Partisinin Ergani ilçe örgütüne bir ziyaret gerçekleştiren BDP Diyarbakır Milletvekili Emine Ayna, imralı'da Abdullah Öcalan ile yapılan görüşmelerin siyasi bir içerinin olmadığını belirterek; görüşmelerin içeriğinin ancak siyasi bir muhteviyata kavuşturulması durumunda müzakereden bahsedilebileceğini söyledi. Kürt sorununun çözümünde Başbakan Erdoğan'ın samimi olmadığını ifade eden Ayna, Başbakan Erdoğan'ın çözümden kastının, Kürt halkının siyasal hakları ile ilgili mücadele edenlerin ortadan kaldırılması olduğunu söyledi.
"AMAÇ KÜRTLERi TESLiM ALMAKTIR"
Devletin imralı ile müzakere sürecini Ergani Haber'e değerlendiren BDP Diyarbakır Milletvekili Emine Ayna, sürecin sorunu çözmeye yönelik değil, Kürtleri teslim almaya yönelik olduğunu belirterek şunları söyledi: "Şuanda gelişen durumu müzakere olarak adlandırmak çok doğru değil. Müzakerenin anlamı, masa başına oturup anlaşmaya çalışmaktır. Oysa burada Türkiye Cumhuriyeti Başbakanı'nın ağzından ifade ettikleriyle anlattıklarından bakıldığında, niyeti müzakere etmek değil; teslim almak olduğu anlaşılıyor. Çünkü "biz yapacaklarımızı yaptık. Kürt sorunu yoktur" cümlesi bile, aslında Kürtlerin yasal haklarına ilişkin Başbakan'ın tek bir adım atmaya niyetinin olmadığının göstergesidir. Başbakan, "Kürt sorunu yoktur, biz vereceğimizi verdik" diyor. "ne verdiniz" diye baktığımız zaman da, hakların güvenceye alınması anlamında ortada ne hukuksal ne de siyasal bir şey yok. Ancak her şeye rağmen ben kendi adıma süreci anlamlı buluyorum. Hele hele iki tane milletvekilinin Sayın Öcalan ile görüştürülmesi, görüşmelerin siyasi bir kimliğe kavuşturulması açısından olumlu ve anlamlı bir gelişmedir. Burada hepimize düşen, görüşmelerdeki siyasi görüntüyü içeriğe de yansımasını sağlamaktır. Görüşmenin içeriği siyasal bir muhteviyata kavuşursa ancak o zaman bu görüşmeler diyalogdan müzakereye dönüşür. Ancak o zaman görüşmelerden somut bir çözüm ortaya çıkabilir."

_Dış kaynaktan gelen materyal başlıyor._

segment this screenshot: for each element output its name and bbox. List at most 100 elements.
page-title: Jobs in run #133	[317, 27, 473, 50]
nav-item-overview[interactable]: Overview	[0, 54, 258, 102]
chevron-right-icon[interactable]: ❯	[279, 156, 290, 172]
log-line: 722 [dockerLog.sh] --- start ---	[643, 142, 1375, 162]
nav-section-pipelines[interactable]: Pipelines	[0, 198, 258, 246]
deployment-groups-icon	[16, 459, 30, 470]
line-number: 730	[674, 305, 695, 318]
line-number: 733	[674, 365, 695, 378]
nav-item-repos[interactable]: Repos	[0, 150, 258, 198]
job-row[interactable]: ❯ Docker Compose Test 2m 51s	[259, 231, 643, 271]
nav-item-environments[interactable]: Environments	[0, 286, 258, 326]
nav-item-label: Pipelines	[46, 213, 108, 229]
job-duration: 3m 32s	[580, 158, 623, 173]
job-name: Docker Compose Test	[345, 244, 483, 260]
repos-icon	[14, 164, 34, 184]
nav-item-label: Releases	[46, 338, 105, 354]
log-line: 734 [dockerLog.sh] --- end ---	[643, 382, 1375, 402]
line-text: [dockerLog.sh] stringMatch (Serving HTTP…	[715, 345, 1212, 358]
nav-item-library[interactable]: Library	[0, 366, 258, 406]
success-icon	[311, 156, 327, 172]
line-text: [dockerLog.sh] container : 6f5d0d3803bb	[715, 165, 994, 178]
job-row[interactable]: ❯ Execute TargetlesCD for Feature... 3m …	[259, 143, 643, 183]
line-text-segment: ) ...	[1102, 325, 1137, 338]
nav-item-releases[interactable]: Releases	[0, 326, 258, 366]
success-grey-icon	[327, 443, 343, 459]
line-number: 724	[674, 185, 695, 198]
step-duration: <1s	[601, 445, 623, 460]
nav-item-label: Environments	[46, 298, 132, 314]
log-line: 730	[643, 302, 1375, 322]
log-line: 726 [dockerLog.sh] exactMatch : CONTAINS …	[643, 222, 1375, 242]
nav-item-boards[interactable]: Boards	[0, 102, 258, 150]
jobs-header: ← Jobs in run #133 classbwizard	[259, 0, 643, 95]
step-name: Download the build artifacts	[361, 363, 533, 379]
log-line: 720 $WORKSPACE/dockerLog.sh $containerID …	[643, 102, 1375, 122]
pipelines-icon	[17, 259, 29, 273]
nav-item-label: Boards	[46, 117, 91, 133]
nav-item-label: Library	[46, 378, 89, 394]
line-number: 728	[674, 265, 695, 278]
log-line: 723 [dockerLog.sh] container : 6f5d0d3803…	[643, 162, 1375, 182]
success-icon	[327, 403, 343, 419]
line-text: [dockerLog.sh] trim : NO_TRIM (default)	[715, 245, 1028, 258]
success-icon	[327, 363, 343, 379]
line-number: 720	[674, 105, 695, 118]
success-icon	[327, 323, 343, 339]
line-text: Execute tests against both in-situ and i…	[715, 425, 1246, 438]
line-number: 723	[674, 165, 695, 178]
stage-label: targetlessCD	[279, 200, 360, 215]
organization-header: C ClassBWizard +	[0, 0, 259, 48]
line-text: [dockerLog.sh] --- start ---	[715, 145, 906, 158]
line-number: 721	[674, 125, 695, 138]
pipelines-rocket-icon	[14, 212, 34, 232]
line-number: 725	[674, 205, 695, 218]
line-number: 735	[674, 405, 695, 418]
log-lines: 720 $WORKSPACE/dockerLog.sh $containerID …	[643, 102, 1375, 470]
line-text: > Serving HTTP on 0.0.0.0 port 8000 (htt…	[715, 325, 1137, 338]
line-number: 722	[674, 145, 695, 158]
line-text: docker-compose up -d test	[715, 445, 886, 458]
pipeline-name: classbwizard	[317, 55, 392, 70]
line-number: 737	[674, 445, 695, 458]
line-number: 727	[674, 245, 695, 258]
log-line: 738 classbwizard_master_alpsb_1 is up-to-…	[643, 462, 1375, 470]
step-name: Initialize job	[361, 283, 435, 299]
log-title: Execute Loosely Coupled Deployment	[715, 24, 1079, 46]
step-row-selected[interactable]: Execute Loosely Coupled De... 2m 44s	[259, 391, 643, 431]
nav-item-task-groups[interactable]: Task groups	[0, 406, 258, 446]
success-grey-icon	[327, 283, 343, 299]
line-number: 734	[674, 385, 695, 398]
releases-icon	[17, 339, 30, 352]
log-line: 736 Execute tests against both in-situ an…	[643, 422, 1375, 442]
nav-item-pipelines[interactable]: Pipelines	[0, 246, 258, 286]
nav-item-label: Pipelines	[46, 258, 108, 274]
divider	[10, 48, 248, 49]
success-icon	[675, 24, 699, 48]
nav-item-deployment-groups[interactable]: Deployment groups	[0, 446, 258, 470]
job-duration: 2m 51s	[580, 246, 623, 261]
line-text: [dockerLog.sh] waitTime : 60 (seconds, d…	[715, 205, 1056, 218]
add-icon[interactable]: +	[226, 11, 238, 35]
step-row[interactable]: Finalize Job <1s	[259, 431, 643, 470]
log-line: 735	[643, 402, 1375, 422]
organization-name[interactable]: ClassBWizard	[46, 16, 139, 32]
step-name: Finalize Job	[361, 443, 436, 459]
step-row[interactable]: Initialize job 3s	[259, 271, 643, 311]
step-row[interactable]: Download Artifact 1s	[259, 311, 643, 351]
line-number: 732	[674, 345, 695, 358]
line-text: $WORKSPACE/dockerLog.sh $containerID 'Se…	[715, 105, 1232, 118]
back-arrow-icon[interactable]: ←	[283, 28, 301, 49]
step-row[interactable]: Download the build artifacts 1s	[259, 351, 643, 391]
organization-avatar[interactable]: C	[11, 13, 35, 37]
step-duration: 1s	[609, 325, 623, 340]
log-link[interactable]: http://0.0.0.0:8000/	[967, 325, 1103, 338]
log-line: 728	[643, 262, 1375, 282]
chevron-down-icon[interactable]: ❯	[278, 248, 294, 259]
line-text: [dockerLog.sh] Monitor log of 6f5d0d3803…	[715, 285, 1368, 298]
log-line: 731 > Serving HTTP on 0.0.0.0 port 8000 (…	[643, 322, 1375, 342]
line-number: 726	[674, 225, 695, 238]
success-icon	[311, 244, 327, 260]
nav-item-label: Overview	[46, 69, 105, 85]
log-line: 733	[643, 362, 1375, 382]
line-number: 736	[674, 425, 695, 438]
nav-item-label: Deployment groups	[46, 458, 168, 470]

"KÜRT HALKINI BAĞLAYAN DEVLET iLE ÖCALAN ARASINDA NE GÖRÜŞÜLDÜĞÜDÜR"
Başbakan Erdoğan'ın önceki gün "Siyasi hayatımın biteceğini de bilsem bu sorunu çözeceğim. Zehir de içirseler bu sorunu çözeceğim" ifadesini samimi bulmadığını ifade eden Emine Ayna, "Sayın Başbakan'ın çözümden kastı, Kürt halkının siyasal hakları ile ilgili mücadele edenlerin ortadan kaldırılmasıdır. KCK tutuklamaları bize göre imhadır, siyasi bir soykırımdır. Meseleyi getirip burada kilitleyen birinin, 'zehir de içsem bu sorunu çözeceğim' demesi, doğrusu bizim için bir şey ifade etmemektedir. Ne zaman ki Türkiye Cumhuriyeti Devleti, Öcalan ile el sıkışmayı önüne koyar, o zaman bunun altı barışla dolar. Ama el sıkışmayı değil de, halen kelepçeyi, imhayı öngören bir bitirme hesabı tutmaz. Biz Öcalan ile kim görüşecek diye merak etmiyoruz. Bu eş başkanlar olur, ya da bir başkası olur. Biz devlet Öcalan ile ne görüşüyor diye merak ediyoruz. Çünkü Kürt halkını bağlayan, Devlet ile Öcalan arasında nelerin görüşüldüğüdür" dedi.
"BAŞBAKAN POLEMiK YARATIYOR"
imralı'ya BDP Eş Başkanlarından kimin gideceği konusunda hükümet ile BDP cephesinde yaşanan gerilimi değerlendiren Ayna, "Aslında bizim kendi içimizde kimin gideceği konusunda bir tartışmamız yok. Bu, Sayın Başbakan'ın kendi cephesinde yarattığı bir polemiktir. Biz sadece Sayın Başbakan'ın 'şu gider, şu gidemez' yaklaşımını doğru bulmuyoruz. Burada bir görüşme ortamı sağlanacaksa, o taraftan kimlerle görüşüleceği konusunda bu kadar dayatmacı yaklaşım çözüme hizmet etmez diyoruz. Yoksa problem kimin gidip görüşeceği ile alakalı değil. Biz zaten şimdiye kadar Avukatlar görüşsün demiyor muyduk? Yeter ki Sayın Öcalan'ın önünü açan bir diyalog olsun" diye konuştu.